Definisi Pembangunan Kota Yang Berkelanjutan (Sustainable Urban Development)
Pemahaman
pembangunan kota yang berkelanjutan dilandasi oleh pengertian kota atau
perkotaan yang disepakati hingga kini. Berbagai definisi mengenai kota atau
perkotaan yang dikembangkan pada dasarnya bersifat kontekstual terhadap fungsi
dan pendekatan yang digunakan. Pendekatan geografis-demografis memandang kota
sebagai lokasi pemusatan penduduk yang tinggal bersama dalam ruang wilayah
tertentu dengan pola hubungan rasional dan cenderung individualistik dengan
ciri demografis relatif memiliki status pendidikan, ekonomi, dan sosial lebih
tinggi dibanding wilayah non-perkotaan. Pendekatan ekonomis memandang kota
sebagai pusat peningkatan produktivitas dan produksi barang dan jasa, pertemuan
lalu-lintas perdagangan dan kegiatan industri, serta tempat perputaran uang
yang bergerak dengan cepat dan dalam volume yang tinggi. Pendekatan fisik
memandang kota sebagai pusat dan sistem berbagai prasarana dan sarana untuk
memfasilitasi kehidupan dan kreativitas warganya. Pendekatan
sosiologis-antropologis memandang kota sebagai pemusatan penduduk dengan latar
belakang heterogen, lambang peradaban kehidupan manusia, pusat kebudayaan,
sumber inovasi dan kreasi, serta wahana untuk peningkatan kualitas hidup.
UU
Nomor 26 Tahun 2007 tentang Penataan Ruang mendefinisikan kawasan perkotaan
sebagai wilayah yang mempunyai kegiatan utama bukan pertanian dengan susunan
fungsi kawasan sebagai tempat permukiman perkotaan, pemusatan dan distribusi
pelayanan jasa pemerintahan, pelayanan sosial, dan kegiatan ekonomi. Beberapa
pakar memberikan pengertian kota atau perkotaan sebagai area terbangun yang
berlokasi saling berdekatan, meluas dari pusatnya hingga ke daerah pinggiran
dan terdiri dari bangunan-bangunan permukiman, komersial, industri,
pemerintahan, prasarana transportasi, dan lain-lain (sumber
http://tumoutou.net/702_07134/71034_10.htm).

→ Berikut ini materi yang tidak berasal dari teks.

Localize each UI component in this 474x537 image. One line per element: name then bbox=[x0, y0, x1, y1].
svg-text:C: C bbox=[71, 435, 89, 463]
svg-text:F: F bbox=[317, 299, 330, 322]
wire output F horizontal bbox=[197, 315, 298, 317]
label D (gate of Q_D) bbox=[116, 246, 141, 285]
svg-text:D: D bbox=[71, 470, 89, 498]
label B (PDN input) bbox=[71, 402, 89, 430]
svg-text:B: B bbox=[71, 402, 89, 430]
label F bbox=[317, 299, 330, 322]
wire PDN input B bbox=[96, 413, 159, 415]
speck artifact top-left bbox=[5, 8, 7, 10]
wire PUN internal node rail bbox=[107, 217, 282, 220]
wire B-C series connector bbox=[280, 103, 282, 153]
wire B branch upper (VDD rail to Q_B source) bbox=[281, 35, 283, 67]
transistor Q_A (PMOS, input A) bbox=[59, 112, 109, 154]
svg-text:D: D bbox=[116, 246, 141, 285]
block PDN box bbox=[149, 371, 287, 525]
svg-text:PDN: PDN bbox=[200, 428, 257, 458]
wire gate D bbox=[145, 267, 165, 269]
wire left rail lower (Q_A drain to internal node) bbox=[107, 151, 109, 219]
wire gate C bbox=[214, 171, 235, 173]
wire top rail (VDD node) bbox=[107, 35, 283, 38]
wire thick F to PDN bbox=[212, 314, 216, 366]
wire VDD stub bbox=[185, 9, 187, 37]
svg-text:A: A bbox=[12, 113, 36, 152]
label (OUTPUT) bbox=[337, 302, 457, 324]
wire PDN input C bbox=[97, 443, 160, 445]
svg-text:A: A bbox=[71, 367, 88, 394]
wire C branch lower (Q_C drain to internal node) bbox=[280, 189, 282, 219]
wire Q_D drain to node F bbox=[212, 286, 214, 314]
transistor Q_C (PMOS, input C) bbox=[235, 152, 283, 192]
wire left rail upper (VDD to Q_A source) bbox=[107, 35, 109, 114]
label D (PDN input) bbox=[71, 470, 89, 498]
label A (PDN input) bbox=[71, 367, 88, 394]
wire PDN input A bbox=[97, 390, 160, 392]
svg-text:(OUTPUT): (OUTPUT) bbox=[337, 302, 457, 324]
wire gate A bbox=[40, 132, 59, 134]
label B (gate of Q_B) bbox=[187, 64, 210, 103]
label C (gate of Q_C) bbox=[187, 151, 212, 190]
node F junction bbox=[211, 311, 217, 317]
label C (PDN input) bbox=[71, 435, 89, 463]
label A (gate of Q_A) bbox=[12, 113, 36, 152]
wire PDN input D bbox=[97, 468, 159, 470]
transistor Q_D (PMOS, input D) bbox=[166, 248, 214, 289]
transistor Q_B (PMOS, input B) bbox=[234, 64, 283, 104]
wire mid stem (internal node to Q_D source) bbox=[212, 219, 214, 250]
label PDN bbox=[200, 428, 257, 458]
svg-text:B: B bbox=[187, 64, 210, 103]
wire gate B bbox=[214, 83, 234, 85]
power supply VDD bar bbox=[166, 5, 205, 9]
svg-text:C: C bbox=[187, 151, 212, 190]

Karakteristik di atas dapat dirangkum sebagai ciri-ciri kehidupan
kota yang mendasari kepentingan untuk mewujudkan keberlanjutan kehidupan warga
kota, yakni :
- Merupakan konsentrasi
penduduk, dalam arti jumlah, kepadatan, dan pertambahan penduduk yang
lebih tinggi.
- Merupakan kawasan
terbangun yang lebih masif.
- Merupakan pusat produksi
dan produktivitas barang dan jasa.
- Bukan merupakan kawasan
pertanian dalam arti luas.
- Didominasi oleh permukiman
kota, bangunan komersial, bangunan industri, bangunan pemerintahan, dan
bangunan sosial.
- Dilengkapi oleh prasarana
dan sarana transportasi, ekonomi, dan sosial perkotaan.
- Dilengkapi oleh utilitas
air bersih, drainase, air kotor, persampahan, telepon, dan listrik.
- Penduduk kota cenderung
berlatarbelakang heterogen, berpendidikan relatif lebih tinggi, berstatus
ekonomi dan sosial lebih baik, bersifat rasional dan individualistik, dan
memiliki inovasi dan kreativitas lebih maju.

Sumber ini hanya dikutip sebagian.